Seguire una o l’altra di queste strategie non è infatti facile dal punto di vista mentale. Aderire alla metodologia di Graham di comprare solo net-net non è così semplice come può sembrare a prima vista: queste aziende sono spesso business mediocri e con chiari problemi. Deep value è quasi antitetico alla natura umana: si tratta di aspettare per anni mentre il mercato continua ad ignorare queste aziende, cosa impossibile da fare se sei un gestore la cui performance è valutata ogni mese o ogni trimestre. Dall’altro lato, a tutti piace possedere i business d’eccellenza, le Ferrari ed i Cartier tra i titoli quotati, ma è altrettanto difficile concentrare il proprio portafoglio in 5-8 azioni, perché il rischio (percepito) è troppo grande.

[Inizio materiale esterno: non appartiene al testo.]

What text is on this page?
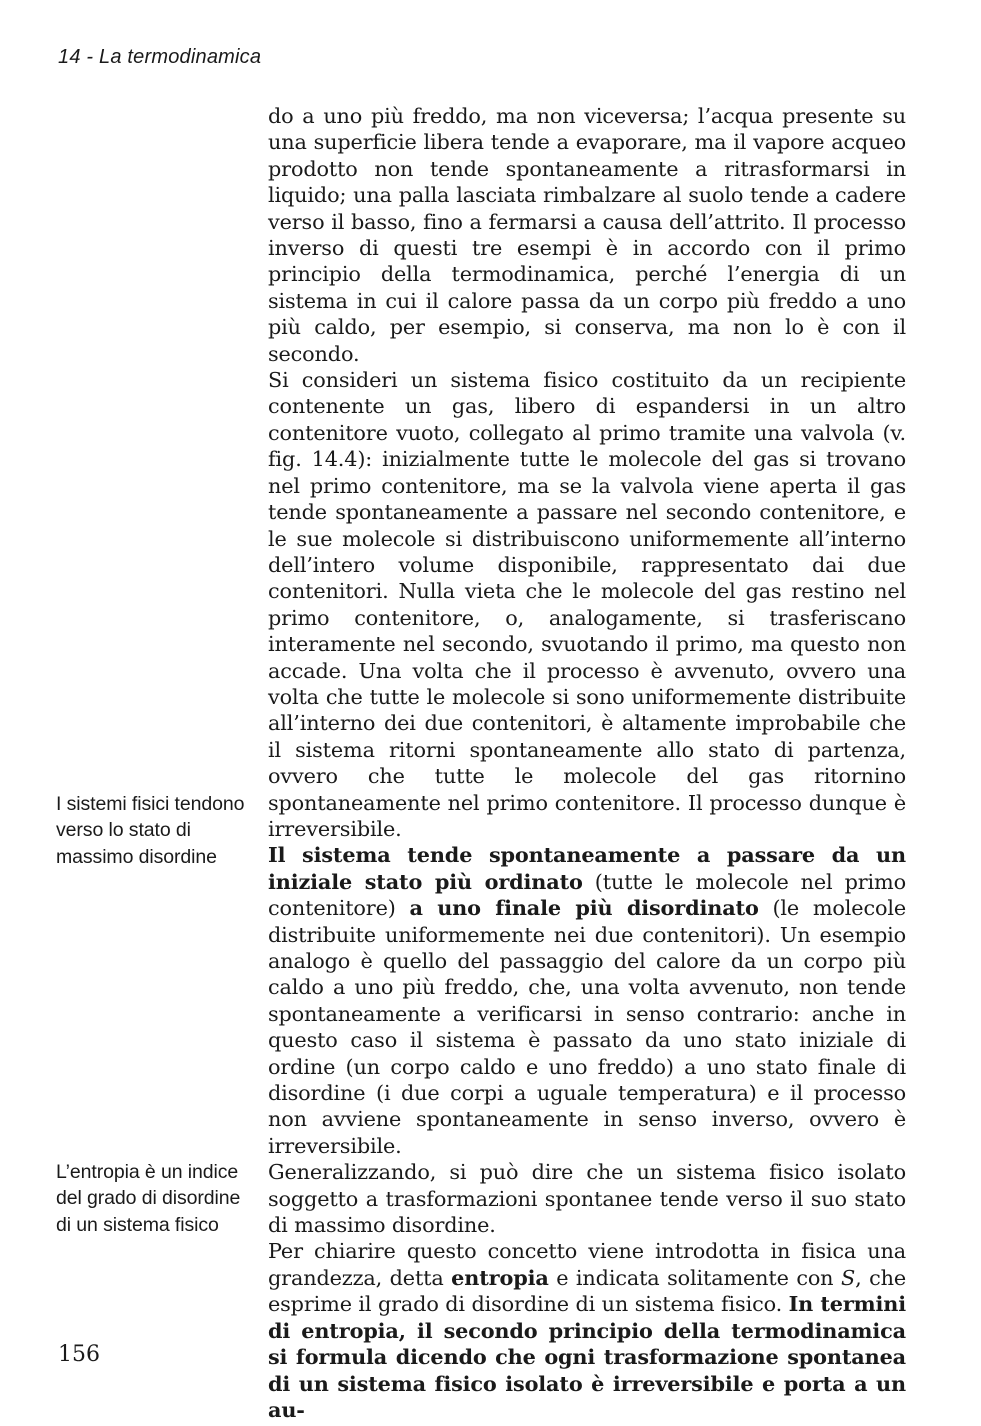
14 - La termodinamica
I sistemi fisici tendono verso lo stato di massimo disordine
L’entropia è un indice del grado di disordine di un sistema fisico

do a uno più freddo, ma non viceversa; l’acqua presente su una superficie libera tende a evaporare, ma il vapore acqueo prodotto non tende spontaneamente a ritrasformarsi in liquido; una palla lasciata rimbalzare al suolo tende a cadere verso il basso, fino a fermarsi a causa dell’attrito. Il processo inverso di questi tre esempi è in accordo con il primo principio della termodinamica, perché l’energia di un sistema in cui il calore passa da un corpo più freddo a uno più caldo, per esempio, si conserva, ma non lo è con il secondo.

Si consideri un sistema fisico costituito da un recipiente contenente un gas, libero di espandersi in un altro contenitore vuoto, collegato al primo tramite una valvola (v. fig. 14.4): inizialmente tutte le molecole del gas si trovano nel primo contenitore, ma se la valvola viene aperta il gas tende spontaneamente a passare nel secondo contenitore, e le sue molecole si distribuiscono uniformemente all’interno dell’intero volume disponibile, rappresentato dai due contenitori. Nulla vieta che le molecole del gas restino nel primo contenitore, o, analogamente, si trasferiscano interamente nel secondo, svuotando il primo, ma questo non accade. Una volta che il processo è avvenuto, ovvero una volta che tutte le molecole si sono uniformemente distribuite all’interno dei due contenitori, è altamente improbabile che il sistema ritorni spontaneamente allo stato di partenza, ovvero che tutte le molecole del gas ritornino spontaneamente nel primo contenitore. Il processo dunque è irreversibile.

Il sistema tende spontaneamente a passare da un iniziale stato più ordinato (tutte le molecole nel primo contenitore) a uno finale più disordinato (le molecole distribuite uniformemente nei due contenitori). Un esempio analogo è quello del passaggio del calore da un corpo più caldo a uno più freddo, che, una volta avvenuto, non tende spontaneamente a verificarsi in senso contrario: anche in questo caso il sistema è passato da uno stato iniziale di ordine (un corpo caldo e uno freddo) a uno stato finale di disordine (i due corpi a uguale temperatura) e il processo non avviene spontaneamente in senso inverso, ovvero è irreversibile.

Generalizzando, si può dire che un sistema fisico isolato soggetto a trasformazioni spontanee tende verso il suo stato di massimo disordine.

Per chiarire questo concetto viene introdotta in fisica una grandezza, detta entropia e indicata solitamente con S, che esprime il grado di disordine di un sistema fisico. In termini di entropia, il secondo principio della termodinamica si formula dicendo che ogni trasformazione spontanea di un sistema fisico isolato è irreversibile e porta a un au-

156
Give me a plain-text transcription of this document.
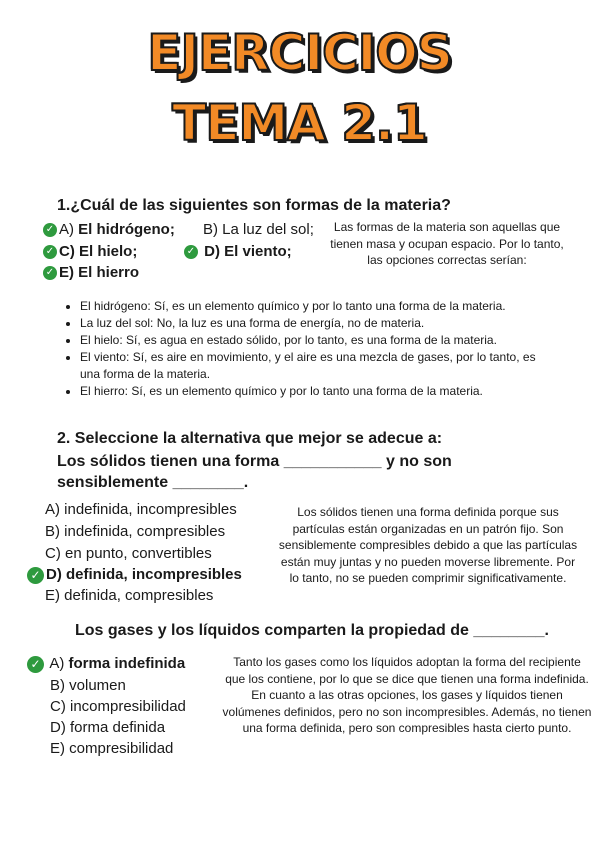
EJERCICIOS
TEMA 2.1
1.¿Cuál de las siguientes son formas de la materia?
✓ A) El hidrógeno; B) La luz del sol;
✓ C) El hielo;	✓ D) El viento;
✓ E) El hierro
Las formas de la materia son aquellas que tienen masa y ocupan espacio. Por lo tanto, las opciones correctas serían:
• El hidrógeno: Sí, es un elemento químico y por lo tanto una forma de la materia.
• La luz del sol: No, la luz es una forma de energía, no de materia.
• El hielo: Sí, es agua en estado sólido, por lo tanto, es una forma de la materia.
• El viento: Sí, es aire en movimiento, y el aire es una mezcla de gases, por lo tanto, es una forma de la materia.
• El hierro: Sí, es un elemento químico y por lo tanto una forma de la materia.
2. Seleccione la alternativa que mejor se adecue a:
Los sólidos tienen una forma ___________ y no son sensiblemente ________.
A) indefinida, incompresibles
B) indefinida, compresibles
C) en punto, convertibles
✓ D) definida, incompresibles
E) definida, compresibles
Los sólidos tienen una forma definida porque sus partículas están organizadas en un patrón fijo. Son sensiblemente compresibles debido a que las partículas están muy juntas y no pueden moverse libremente. Por lo tanto, no se pueden comprimir significativamente.
Los gases y los líquidos comparten la propiedad de ________.
✓ A) forma indefinida
B) volumen
C) incompresibilidad
D) forma definida
E) compresibilidad
Tanto los gases como los líquidos adoptan la forma del recipiente que los contiene, por lo que se dice que tienen una forma indefinida. En cuanto a las otras opciones, los gases y líquidos tienen volúmenes definidos, pero no son incompresibles. Además, no tienen una forma definida, pero son compresibles hasta cierto punto.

Analizzando la performance degli investitori mediocri (fondi comuni), si evince che uno dei principali errori è proprio quello di cercare di combinare le due strategie: insistono che investono solo nei business di qualità, che le loro idee migliori hanno un peso significativo nel portafoglio, ma allo stesso tempo usano la diversificazione per rassicurare gli investitori (e se stessi) che non ci saranno disastri. Quello che però ottengono è soltanto di diluire i rendimenti: troppe azioni a prezzi non attraenti. I pochi business eccezionali (che raramente trattano a prezzi di saldo) presenti nei loro portafogli non fanno la differenza sul rendimento aggregato, e le altre posizioni non sono quelle più cheap ma sono piuttosto possedute perché presenti anche nel benchmark.

Se volete diversificare, dovete investire solo nelle azioni meno costose, quelle più a sconto, che sono però psicologicamente difficili da possedere per anni. Se invece volete investire nei migliori business, dovete avere il coraggio di concentrarvi solo su quelli che ritenete veramente superiori (che non vuol dire 40 o 50, ma piuttosto 10-15).

1 commento:

  1. Davvero bello questo pezzo. In effetti la cosa più difficile è proprio seguire una scuola per quanto buona possa apparire. Ci sono così tanti modi per spellare un gatto che non è facile affidarsi a uno solo quando anche gli altri hanno valide ragioni. Alla fine probabilmente è solo la propria "forza" che c'impone un metodo anziché un altro.